The OPEC+ group of major oil-producing countries failed last week to come to agreement on output quotas for 2021 and on extending the underlying internal supply deal by seven months, to December 2022. A fresh round of talks is due on Monday.
Brent crude futures were last up 0.24% at 4:45 am ET, trading at $76.37 per barrel. WTI futures on Globex were up 0.23% at $75.32.
Saudi Arabia and Russia are pushing for a slow increase of 40,000 barrels per month for the rest of 2021, which most OPEC+ members back. The snag came with the extension to the deal that denotes how much oil each country contributes to overall supply from the group . The UAE refused to accept the extension without an adjustment to its contribution quota, which it sees as out of line with its output capacity and unfair compared with Saudi Arabia’s arrangement.
On the other hand, OPEC+ could break apart over the deadlock-this would likely cause the oil market to be flooded as there would be no restrictions on production and output and prices would bottom out as supply would likely be far higher than demand.
Should the deadlock in OPEC+ not be resolved, then the July ouput agreement could automatically run throughout August by default, said Kevin Solomon, energy economics analyst at StoneX.
“This would be troubling scenario for the global economy; the oil market would tighten at an even faster rate and prices could quickly exceed $80/bbl, which would hamper the global economic growth prospects through inflationary pressures,” Solomon said in a note.
Demand for oil is likely to rise as a result of the easing of pandemic restrictions, so the restrictions on supply could cause prices to skyrocket, he said. Ensuing price rises could in turn slow down global economic recovery.

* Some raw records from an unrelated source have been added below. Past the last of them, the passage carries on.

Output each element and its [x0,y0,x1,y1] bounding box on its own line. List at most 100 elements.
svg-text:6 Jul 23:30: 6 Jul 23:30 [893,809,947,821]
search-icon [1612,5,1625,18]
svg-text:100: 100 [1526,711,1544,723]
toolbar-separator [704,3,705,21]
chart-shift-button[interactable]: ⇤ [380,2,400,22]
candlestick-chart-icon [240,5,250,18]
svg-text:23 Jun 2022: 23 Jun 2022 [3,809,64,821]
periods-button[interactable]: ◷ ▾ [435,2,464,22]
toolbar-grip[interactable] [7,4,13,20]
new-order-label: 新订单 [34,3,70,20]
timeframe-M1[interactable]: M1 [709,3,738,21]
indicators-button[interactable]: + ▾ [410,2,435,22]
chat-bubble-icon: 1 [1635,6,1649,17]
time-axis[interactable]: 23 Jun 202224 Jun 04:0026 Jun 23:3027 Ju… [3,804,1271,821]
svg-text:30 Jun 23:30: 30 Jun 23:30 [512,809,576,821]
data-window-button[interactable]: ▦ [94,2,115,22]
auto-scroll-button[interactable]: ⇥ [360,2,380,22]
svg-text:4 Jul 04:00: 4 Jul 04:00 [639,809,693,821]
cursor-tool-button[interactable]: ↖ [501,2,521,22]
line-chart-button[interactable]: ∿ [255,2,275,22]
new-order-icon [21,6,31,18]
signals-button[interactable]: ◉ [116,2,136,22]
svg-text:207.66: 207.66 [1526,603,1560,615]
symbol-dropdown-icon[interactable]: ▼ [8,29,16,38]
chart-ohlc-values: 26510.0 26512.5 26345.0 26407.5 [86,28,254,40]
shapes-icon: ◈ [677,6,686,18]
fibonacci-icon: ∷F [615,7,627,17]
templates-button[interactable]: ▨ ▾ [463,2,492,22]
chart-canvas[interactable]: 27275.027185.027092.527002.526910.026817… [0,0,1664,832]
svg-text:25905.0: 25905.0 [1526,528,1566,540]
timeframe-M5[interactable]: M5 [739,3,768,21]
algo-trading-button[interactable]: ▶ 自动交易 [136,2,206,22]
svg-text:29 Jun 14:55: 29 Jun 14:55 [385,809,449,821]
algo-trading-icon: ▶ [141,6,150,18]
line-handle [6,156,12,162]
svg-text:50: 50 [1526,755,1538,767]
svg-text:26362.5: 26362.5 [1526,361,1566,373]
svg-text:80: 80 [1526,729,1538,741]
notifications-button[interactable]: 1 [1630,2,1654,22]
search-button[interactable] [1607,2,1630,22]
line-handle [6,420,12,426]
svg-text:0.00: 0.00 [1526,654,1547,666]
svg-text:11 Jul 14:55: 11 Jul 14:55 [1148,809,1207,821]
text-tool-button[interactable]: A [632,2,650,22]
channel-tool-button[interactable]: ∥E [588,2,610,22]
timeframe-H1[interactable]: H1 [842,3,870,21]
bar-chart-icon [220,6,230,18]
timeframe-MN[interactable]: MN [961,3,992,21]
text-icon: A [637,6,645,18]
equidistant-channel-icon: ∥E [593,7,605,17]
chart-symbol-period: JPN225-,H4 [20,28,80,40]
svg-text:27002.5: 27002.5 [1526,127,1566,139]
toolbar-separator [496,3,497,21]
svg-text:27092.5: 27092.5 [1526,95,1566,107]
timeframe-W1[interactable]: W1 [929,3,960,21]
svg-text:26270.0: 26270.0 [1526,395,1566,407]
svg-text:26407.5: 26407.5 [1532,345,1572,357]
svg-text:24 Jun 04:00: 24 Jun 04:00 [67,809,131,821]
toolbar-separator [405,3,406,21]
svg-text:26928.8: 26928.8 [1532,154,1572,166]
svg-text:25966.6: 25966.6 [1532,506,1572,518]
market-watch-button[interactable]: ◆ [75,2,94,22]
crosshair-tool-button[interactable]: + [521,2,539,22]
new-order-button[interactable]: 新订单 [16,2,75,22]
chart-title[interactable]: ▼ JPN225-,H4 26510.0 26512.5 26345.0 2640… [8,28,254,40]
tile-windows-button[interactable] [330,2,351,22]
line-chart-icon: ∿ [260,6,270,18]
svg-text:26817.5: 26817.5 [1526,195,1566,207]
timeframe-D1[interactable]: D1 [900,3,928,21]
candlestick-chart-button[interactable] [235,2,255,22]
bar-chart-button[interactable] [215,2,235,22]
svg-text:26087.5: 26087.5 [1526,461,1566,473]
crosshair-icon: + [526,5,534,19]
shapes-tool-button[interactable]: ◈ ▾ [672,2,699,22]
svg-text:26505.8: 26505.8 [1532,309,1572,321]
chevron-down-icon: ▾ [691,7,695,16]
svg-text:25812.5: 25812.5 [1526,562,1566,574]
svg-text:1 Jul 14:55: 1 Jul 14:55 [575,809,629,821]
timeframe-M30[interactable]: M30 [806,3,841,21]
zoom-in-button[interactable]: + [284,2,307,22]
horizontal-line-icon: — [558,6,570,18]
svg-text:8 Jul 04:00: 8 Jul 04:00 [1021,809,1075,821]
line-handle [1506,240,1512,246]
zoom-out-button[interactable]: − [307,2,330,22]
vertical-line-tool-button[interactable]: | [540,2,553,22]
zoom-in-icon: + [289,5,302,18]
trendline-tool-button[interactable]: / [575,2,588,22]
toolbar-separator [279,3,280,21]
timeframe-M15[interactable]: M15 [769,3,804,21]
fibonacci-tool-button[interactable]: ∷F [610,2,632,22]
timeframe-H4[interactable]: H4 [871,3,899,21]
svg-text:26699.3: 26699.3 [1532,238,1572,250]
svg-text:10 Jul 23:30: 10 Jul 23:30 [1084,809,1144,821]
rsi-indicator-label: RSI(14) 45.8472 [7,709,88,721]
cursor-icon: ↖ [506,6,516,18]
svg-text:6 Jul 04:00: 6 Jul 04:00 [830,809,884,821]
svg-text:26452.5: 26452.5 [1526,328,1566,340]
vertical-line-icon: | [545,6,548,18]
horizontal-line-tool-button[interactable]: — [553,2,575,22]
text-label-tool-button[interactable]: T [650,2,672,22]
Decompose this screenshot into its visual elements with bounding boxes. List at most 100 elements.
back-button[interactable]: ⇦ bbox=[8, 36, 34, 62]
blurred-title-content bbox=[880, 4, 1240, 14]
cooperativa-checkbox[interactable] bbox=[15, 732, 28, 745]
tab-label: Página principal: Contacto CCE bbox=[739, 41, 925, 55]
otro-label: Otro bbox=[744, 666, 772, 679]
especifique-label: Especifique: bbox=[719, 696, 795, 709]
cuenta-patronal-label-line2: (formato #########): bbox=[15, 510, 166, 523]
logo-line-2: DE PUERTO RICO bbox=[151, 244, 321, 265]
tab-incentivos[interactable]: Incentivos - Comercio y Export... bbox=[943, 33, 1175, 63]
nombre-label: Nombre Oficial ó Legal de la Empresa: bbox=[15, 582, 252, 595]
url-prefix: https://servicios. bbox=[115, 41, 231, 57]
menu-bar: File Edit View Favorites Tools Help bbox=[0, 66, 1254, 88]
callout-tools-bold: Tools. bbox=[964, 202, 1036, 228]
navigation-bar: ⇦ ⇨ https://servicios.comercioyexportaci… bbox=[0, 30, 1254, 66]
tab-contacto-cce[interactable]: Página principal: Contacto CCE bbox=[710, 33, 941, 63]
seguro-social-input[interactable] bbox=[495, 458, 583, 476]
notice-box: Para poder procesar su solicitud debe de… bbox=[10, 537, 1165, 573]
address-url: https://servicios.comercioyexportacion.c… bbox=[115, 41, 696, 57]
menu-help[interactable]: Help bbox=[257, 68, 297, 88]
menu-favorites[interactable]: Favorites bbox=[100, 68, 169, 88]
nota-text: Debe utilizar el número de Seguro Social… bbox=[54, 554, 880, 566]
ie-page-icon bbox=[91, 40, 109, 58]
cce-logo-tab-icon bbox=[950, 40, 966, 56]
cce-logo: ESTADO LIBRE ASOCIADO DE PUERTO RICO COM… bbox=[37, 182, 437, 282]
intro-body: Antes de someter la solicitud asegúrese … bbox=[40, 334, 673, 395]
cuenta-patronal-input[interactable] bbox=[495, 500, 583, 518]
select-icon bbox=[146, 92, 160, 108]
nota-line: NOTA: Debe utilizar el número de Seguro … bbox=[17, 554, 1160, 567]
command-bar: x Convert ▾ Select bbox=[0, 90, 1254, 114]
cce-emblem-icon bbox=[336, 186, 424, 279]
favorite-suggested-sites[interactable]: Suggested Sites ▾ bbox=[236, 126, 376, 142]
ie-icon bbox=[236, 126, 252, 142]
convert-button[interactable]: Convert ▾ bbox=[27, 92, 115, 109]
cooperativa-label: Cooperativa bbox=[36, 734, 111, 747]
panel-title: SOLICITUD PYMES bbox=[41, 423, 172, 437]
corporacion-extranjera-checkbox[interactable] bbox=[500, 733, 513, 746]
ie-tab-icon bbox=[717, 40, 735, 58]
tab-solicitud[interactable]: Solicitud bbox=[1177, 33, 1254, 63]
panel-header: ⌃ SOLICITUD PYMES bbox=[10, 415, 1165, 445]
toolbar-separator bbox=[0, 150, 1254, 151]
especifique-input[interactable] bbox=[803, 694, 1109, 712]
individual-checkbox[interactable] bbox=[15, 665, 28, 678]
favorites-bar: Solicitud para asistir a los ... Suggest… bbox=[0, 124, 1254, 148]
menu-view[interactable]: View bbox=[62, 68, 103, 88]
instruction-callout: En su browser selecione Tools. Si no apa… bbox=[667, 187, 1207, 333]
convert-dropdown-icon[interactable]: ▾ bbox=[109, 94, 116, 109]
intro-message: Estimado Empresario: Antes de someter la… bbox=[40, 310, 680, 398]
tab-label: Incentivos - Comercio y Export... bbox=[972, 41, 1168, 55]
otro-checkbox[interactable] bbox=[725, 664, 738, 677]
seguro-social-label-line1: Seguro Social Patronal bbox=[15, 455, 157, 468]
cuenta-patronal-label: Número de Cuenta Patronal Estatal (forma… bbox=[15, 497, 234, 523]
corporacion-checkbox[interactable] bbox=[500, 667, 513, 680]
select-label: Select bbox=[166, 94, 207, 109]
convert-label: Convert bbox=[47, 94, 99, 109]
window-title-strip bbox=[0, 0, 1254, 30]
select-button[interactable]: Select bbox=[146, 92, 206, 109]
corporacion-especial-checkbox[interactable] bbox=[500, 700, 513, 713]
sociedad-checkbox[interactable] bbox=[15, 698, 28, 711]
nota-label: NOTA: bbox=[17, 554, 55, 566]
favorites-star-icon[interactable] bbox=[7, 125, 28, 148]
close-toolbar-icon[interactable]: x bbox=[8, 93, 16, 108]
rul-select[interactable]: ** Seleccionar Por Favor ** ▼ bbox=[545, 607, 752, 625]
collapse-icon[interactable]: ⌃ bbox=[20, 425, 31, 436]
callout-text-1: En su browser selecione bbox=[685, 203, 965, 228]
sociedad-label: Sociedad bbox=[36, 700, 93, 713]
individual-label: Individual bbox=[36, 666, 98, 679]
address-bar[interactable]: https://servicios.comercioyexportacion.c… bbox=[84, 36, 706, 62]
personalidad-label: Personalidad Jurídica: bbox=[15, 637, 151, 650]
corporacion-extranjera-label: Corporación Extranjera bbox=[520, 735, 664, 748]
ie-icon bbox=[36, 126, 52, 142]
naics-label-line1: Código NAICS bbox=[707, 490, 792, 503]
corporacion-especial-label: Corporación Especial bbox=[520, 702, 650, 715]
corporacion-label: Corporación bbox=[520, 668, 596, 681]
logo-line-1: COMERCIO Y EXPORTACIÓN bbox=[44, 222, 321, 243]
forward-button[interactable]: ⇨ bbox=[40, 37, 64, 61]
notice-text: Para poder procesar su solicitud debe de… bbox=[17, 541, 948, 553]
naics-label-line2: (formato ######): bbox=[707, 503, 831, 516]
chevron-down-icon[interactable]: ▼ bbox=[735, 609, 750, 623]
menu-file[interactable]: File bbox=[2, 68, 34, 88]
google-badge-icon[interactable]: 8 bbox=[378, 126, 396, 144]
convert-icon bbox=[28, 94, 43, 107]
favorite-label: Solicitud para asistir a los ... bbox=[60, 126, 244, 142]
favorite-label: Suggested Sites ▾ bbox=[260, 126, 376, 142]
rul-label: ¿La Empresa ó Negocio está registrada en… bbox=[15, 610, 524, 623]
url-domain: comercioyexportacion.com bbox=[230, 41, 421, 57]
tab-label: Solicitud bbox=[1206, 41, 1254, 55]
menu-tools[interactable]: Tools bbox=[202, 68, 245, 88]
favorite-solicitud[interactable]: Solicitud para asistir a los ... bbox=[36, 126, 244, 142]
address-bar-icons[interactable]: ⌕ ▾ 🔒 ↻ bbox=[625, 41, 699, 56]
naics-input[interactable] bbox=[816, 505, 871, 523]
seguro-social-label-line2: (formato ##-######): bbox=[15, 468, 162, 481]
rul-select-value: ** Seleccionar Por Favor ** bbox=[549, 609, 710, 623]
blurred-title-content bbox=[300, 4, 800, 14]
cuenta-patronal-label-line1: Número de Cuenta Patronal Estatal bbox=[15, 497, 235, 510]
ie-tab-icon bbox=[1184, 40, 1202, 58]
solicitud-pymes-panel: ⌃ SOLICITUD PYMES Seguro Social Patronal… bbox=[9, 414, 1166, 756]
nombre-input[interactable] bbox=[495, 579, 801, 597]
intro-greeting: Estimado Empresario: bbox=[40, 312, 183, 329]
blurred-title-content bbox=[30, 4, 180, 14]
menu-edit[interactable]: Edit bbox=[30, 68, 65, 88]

Alternatively, OPEC+ could break apart over the deadlock. That would likely flood the oil market with supply as producers rushed to take advantage of a lack of quotas, some analysts say. In that scenario, prices would slump as supply outstripped demand.
With futures at their current level, the likelihood is for OPEC+ to find a way to resolve the impasse, Bjarne Schieldrop, commodities chief analyst at SEB said.
“However, with a Brent crude oil price of USD 76/bl the current oil market is too much of a joy to ruin by not finding a solution. We thus think that there will be some kind of compromise in the end where both Saudi Arabia , Russia and the UAE all get a little bit of what they want. But it could certainly drag on for several more days before a deal is reached,” Schieldrop said in a note.